According to Lee Michaels, national program director for Syndication One News/Talk and XM’s black-oriented talk Channel 169 The Power, Radio One had not made a profit on advertising for the joint venture with XM. The satellite radio companies focus has been on selling subscriptions and not helping the black radio pioneer to sell advertising.
In one shocking development, the controversial shows featuring Al “Captain African America” Sharpton will remain with XM. This is the same show that made headlines by fanning the flames of the Imus comments about Rutgers womans hoop squad. The irony in it all is at one point, Sharpton basically bit the hand that fed him and protested XM’s handling of Opie and Anthony and their parody about raping Secretary of State Condoleezza Rice. He will now work outside the Radio One umbrella and work directly with XM.

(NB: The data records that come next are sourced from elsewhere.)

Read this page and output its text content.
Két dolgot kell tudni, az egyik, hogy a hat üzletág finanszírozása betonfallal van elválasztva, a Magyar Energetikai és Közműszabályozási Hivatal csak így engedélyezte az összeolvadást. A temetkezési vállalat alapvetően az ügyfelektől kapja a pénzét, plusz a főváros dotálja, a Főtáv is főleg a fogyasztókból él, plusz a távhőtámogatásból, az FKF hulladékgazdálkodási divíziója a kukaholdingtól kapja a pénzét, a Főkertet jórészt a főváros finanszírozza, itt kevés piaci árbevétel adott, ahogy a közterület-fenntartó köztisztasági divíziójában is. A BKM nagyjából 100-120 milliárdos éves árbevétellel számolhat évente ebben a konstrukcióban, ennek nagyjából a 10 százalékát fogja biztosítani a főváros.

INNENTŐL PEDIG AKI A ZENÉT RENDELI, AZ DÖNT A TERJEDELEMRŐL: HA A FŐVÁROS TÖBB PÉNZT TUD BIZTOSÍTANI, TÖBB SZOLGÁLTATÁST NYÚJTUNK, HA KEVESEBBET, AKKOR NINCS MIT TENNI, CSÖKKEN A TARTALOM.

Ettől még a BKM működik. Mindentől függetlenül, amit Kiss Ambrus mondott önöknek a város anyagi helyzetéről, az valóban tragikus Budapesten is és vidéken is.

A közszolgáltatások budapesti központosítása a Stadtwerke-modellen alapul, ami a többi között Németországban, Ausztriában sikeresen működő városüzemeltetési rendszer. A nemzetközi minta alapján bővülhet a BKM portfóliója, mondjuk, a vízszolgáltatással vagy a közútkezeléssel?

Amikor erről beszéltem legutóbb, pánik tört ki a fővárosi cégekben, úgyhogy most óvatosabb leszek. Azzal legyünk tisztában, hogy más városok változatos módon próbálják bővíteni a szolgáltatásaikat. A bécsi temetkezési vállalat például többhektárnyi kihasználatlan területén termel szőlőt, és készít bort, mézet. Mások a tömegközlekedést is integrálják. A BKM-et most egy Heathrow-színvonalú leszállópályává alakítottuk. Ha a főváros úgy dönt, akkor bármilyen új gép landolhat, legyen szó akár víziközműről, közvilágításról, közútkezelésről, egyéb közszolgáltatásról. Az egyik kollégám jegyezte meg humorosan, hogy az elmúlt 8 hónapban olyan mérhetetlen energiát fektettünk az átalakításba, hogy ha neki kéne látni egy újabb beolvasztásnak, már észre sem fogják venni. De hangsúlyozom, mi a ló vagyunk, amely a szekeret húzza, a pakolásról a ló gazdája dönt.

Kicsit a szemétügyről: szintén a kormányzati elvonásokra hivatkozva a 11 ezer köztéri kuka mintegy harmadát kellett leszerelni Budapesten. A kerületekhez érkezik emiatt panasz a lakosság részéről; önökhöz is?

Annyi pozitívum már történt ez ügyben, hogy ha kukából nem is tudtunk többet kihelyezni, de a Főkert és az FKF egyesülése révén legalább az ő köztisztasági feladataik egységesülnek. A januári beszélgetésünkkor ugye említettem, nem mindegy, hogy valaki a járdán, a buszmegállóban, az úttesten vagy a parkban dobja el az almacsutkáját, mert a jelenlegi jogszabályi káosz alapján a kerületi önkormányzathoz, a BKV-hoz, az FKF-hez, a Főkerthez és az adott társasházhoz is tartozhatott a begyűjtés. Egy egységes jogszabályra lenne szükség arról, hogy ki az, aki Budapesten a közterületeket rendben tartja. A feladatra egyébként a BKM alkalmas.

Radio One has been struggling forced to sell several stations blaming “a challenging radio industry environment,” for its 40.2 percent decline in third-quarter earnings. YIKES.
Is it me or does no one really care about XM or satellite radio. Even when I was in school in the much secluded northern pan handle of West Virginia, nearly 100 miles from any decent urban formatted station, never ONCE did it cross my mind to shell out dough to XM to listen to some good music. And now with iPods and iTunes which we didn’t have, its even more apparent this is doomed as a failed and expensive experiment. Speaking of West Virginia…what happened Oklahoma? Ha Ha Ha.
FILED IN Entertainment, News



From the time satelite radio hit the eh…airwaves, I hought it was stupid. From the time my sales jumped through the roof because idio….I mean customers rushed in to buy Sirius and asked about XM I felt it was a dumb idea. Outside of talk radio who, if you don’t listen to them on the air, suffers from the FCC you, like said in the post, have iPods, CDs and the internet. With pirated music, and late night TV no one wants to pay to listen to the radio. After the whole Imus thing, I seriously doubt if talk show host will be using the most basic freedom anyway. Fear is a ma’fuccer.
Later
Satelite is not going anywhere. The market is growing. Cars are now coming equiped with it and more and more big names in radio are moving over there. Howard Stern, Al Sharpton, Jamie Foxx. I agree though I dont think satelite is making much strides when it comes to music radio but its definately got its foot in the door when it comes to talk radio.
See I understand what you’re saying Mike the market is growing because Sirius/XM are paying for it to grow, not because of demand. Just because your car has satellite (even if by choice) it doesn’t mean you’re going to stop listening to terrestrial radio or even pay for a subscription. Its a logical fallicy.